L’emergenza sanitaria derivante dal Covid- 19 ha determinato un potenziale profilo di responsabilità a carico del datore di lavoro che, in modo sempre più pressante, è chiamato ad adottare puntualmente tutte le misure di informazione, le cautele e le precauzioni sanitarie volte a garantire la salute dei lavoratori sul luogo di lavoro.
Innanzitutto, va evidenziato come il contagio da coronavirus debba essere considerato dal datore di lavoro e dall’Inail come un infortunio sul lavoro.
In tal senso, infatti, si è espresso il Decreto Cura Italia (art. 42 DL. 18/2020), cui sono seguite 2 successive circolari interpretative Inail che, pienamente accogliendo l’indicazione normativa, hanno ripetuto che il contagio Covid deve essere inquadrato e trattato come infortunio sul lavoro, poiché la causa virulenta è equiparata alla causa violenta propria dell’infortunio.
In data 14/3/2020 è stato adottato il “Protocollo condiviso di regolamentazione delle misure anti-contagio negli ambienti di lavoro” al fine di coniugare la prosecuzione dell’attività produttiva con la garanzia di condizioni di salubrità e sicurezza degli ambienti di lavoro, poi successivamente integrato con ulteriori provvedimenti chiarificatori ed estensivi delle iniziative cautelari e preventive imposte dal datore di lavoro.

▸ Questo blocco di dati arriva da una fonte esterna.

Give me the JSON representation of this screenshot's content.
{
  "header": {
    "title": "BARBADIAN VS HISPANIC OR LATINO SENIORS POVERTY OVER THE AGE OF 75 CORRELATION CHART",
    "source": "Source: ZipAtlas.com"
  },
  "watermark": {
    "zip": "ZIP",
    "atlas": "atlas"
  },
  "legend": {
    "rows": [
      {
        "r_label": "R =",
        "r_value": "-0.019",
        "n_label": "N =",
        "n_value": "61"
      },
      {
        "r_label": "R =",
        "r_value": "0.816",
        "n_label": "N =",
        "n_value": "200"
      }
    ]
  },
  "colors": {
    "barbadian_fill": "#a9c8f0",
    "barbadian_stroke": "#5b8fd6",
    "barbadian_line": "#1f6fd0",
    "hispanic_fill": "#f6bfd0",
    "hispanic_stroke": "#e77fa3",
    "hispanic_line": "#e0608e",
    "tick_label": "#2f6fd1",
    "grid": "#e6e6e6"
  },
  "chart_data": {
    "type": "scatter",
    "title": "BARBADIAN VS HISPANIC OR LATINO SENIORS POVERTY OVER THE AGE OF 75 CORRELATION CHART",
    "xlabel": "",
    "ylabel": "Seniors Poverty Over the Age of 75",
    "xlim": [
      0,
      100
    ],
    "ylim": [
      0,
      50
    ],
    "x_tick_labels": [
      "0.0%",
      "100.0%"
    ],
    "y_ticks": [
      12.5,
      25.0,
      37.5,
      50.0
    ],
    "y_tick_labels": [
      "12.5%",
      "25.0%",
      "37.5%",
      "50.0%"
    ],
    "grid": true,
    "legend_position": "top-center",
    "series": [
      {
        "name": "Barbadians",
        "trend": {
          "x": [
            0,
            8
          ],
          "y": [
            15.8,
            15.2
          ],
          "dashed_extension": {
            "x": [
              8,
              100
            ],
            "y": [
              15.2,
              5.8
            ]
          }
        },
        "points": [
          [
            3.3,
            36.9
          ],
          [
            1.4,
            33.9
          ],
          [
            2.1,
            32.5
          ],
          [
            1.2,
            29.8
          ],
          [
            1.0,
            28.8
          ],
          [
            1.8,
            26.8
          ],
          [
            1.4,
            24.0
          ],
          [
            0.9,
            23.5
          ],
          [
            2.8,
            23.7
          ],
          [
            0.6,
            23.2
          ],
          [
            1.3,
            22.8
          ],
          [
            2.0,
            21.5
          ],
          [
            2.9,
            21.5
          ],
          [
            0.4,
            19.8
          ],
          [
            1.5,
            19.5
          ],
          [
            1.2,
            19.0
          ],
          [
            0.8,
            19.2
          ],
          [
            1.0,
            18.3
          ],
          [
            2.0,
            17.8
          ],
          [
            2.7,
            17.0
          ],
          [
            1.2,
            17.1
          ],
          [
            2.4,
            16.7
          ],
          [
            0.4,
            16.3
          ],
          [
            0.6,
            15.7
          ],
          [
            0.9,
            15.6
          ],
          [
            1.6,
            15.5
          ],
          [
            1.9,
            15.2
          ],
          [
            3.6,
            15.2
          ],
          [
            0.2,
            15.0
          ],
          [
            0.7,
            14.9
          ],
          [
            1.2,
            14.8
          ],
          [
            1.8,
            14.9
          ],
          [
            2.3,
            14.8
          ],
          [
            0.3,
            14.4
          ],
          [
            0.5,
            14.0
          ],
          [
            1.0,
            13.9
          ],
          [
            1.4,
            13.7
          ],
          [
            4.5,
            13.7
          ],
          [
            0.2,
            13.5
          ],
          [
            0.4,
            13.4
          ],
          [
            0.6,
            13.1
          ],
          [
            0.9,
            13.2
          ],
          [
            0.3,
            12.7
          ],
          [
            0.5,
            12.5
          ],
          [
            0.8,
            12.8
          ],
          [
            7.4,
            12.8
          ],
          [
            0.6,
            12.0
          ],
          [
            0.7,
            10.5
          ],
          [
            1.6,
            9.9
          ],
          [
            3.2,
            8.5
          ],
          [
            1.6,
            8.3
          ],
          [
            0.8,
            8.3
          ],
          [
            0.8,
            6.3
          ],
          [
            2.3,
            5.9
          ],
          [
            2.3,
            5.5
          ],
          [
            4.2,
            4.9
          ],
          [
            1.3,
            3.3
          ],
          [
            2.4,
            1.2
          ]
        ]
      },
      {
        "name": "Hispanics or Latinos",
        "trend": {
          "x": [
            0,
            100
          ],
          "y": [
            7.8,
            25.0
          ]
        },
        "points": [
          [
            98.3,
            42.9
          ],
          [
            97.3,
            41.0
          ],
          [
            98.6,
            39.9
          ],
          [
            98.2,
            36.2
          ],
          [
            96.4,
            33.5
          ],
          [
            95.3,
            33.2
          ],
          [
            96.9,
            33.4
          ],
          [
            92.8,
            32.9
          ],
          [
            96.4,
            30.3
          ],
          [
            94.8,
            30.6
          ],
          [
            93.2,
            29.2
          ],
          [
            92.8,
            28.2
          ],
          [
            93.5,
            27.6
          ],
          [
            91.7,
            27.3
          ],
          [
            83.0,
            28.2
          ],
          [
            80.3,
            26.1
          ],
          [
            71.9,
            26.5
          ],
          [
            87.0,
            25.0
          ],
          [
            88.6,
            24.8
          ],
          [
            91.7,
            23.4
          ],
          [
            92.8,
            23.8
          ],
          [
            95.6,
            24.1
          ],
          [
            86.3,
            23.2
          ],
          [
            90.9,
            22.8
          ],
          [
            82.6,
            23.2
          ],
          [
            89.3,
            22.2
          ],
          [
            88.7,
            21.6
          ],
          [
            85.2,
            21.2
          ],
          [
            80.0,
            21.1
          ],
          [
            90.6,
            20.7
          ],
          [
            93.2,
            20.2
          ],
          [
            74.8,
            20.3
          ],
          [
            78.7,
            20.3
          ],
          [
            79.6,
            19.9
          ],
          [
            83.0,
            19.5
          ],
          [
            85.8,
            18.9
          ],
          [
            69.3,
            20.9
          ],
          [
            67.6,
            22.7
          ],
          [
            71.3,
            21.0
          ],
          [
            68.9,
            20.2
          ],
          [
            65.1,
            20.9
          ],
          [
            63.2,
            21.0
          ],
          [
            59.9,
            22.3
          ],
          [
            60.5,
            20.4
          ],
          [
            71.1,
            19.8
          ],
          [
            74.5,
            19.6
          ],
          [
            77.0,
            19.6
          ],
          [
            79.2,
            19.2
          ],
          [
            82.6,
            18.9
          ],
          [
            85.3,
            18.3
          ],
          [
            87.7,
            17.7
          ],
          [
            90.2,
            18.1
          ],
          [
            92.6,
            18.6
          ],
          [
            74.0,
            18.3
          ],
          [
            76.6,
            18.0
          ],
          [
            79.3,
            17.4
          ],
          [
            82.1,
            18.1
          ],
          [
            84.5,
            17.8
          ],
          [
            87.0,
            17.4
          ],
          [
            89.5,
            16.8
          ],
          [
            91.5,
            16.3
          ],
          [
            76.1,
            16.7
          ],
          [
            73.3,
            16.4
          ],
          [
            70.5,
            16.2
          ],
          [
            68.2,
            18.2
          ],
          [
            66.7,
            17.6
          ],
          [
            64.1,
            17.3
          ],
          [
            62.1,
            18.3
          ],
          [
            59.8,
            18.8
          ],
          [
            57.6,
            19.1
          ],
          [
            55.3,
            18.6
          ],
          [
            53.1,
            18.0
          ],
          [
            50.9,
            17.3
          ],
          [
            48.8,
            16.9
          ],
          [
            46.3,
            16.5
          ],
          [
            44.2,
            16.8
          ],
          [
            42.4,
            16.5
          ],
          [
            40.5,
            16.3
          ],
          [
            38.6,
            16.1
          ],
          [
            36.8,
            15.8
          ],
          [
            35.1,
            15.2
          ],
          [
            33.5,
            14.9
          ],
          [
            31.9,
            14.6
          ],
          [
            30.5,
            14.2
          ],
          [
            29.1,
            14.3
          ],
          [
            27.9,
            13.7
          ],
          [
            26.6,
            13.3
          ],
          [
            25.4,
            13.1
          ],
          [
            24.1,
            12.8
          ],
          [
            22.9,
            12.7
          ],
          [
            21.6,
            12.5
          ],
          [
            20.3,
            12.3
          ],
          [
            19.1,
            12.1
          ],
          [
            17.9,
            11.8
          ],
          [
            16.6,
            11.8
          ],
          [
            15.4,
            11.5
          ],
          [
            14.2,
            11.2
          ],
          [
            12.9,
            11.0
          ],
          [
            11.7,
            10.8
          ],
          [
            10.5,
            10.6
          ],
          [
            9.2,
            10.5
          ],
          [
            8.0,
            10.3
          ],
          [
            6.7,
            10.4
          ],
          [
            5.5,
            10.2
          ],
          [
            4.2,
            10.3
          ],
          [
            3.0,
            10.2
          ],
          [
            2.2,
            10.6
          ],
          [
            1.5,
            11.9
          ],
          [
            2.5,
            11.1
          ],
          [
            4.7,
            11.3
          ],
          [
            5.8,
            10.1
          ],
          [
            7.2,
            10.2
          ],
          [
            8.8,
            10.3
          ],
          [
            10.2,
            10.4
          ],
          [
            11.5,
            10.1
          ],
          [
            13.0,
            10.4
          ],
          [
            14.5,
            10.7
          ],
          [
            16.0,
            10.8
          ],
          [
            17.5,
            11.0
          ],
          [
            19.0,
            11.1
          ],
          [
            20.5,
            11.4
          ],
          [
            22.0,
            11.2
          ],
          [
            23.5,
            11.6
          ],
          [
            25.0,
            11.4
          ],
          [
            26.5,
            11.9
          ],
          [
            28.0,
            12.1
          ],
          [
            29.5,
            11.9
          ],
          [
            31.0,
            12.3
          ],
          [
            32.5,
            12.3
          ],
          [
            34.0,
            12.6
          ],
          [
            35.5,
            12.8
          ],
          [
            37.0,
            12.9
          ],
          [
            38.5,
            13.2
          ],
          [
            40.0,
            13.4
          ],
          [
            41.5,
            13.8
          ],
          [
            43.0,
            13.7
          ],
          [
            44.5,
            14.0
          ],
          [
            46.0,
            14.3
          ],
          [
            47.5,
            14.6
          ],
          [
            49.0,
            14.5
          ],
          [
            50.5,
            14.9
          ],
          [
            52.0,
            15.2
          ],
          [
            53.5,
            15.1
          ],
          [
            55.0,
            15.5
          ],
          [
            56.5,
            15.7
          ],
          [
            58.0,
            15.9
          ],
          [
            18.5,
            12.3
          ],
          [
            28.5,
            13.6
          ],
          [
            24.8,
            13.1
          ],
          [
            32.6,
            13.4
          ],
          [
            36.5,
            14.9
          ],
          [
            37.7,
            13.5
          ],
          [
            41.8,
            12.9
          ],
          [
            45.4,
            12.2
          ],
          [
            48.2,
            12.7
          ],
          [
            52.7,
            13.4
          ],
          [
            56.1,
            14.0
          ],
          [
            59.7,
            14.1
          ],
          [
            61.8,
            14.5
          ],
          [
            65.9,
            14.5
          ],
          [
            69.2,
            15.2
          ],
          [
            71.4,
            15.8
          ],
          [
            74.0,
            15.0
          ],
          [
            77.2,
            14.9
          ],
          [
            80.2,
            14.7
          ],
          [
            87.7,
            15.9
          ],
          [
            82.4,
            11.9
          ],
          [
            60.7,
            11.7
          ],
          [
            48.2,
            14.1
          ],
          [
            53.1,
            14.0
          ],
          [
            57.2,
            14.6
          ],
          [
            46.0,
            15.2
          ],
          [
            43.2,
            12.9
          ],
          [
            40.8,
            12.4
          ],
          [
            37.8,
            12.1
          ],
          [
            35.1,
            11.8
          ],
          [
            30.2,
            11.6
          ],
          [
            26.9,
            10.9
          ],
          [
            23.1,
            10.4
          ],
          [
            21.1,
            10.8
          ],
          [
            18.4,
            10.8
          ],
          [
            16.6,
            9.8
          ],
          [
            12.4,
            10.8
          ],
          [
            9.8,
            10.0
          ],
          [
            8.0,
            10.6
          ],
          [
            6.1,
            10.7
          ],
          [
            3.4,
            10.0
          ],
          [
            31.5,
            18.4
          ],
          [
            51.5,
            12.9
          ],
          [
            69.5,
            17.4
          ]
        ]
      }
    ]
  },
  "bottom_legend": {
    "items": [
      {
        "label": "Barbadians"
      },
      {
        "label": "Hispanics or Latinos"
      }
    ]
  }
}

Costui riveste dunque una posizione di garanzia nei confronti dei lavoratori e dei terzi che entrino in contatto con l’ambiente lavorativo, è dunque titolare dell’obbligo giuridico di impedire che chiunque contragga il Covid- 19 sul luogo di lavoro.
Ai sensi degli artt. 17 e 18 D.Lgs n° 81/2008 è il principale soggetto responsabile della sicurezza dei lavoratori ed ha l’obbligo di predisporre e controllare personalmente la corretta attuazione delle misure di sicurezza in azienda.
Per ridurre il rischio di incorrere in un processo per lesioni colpose o omicidio colposo, il datore di lavoro deve quindi adottare tutte le misure atte a contenere la diffusione del Covid all’interno dell’ambiente lavorativo.
La responsabilità del datore di lavoro (che, per la gestione dell’emergenza Covid 19, potremmo quasi definire “protocollare”) è dunque ipotizzabile in caso di violazione della legge o di obblighi derivanti dalle conoscenze sperimentali o tecniche che, di fatto, si possono ritrovare nei protocolli e nelle linee guida governativi e regionali di cui all’articolo 1, comma 14 del D.L. n. 33 del 16 maggio 2020.
Tra gli obblighi si annoverano quelli di informazione e formazione, di adozione di misure di prevenzione (distanziamento sociale sul posto di lavoro, fornitura di dispositivi di protezione, organizzazione di turni di lavoro e del lavoro agile) e di sorveglianza sull’adozione, da parte dei lavoratori, delle misure di prevenzione adottate.
A tal fine, deve poi preoccuparsi di aggiornare il Documento di Valutazione dei Rischi (DVR) per innalzare il livello di sicurezza aziendale ed adeguare le misure di prevenzione alle nuove esigenze di contrasto al Covid-19.
La Cassazione, in una recentissima sentenza (Sez. IV n. 13575 del 5/5/2020), ha infatti riconosciuto la penale responsabilità del datore di lavoro seguendo un giudizio ipotetico e statuendo che la consegna di dispositivi idonei e l’adeguamento del DVR avrebbero contribuito in modo rilevante ad evitare l’infortunio.
Mutuando tale orientamento giurisprudenziale, può quindi configurarsi a carico del datore di lavoro una responsabilità penale, ex art. 40, II comma, c.p. per il reato di lesioni colpose o di omicidio colposo qualora ricorrano le seguenti condizioni:
Trattasi, tuttavia, di prova estremamente difficile da raggiungere per il Pubblico Ministero poiché deve dimostrare, oltre ogni ragionevole dubbio, che le lesioni o la morte siano derivate da un’infezione da Covid19 contratta nel contesto lavorativo e non all’esterno, che non siano conseguenza di altre patologie e che il contagio sia derivato dall’omessa adozione di idonee misure per prevenire il contagio.
Tale prova – a dire il vero – potrebbe essere più immediata per i pazienti ricoverati negli ospedali e nelle RSA poiché, non avendo contatti con l’esterno, è più agevole dimostrare che abbiano contratto il virus all’interno della struttura sanitaria ove sono ricoverati.
Ed è proprio per questo che le denunce a carico dei sanitari e dei vertici aziendali delle RSA stanno, in questi mesi, proliferando in modo considerevole.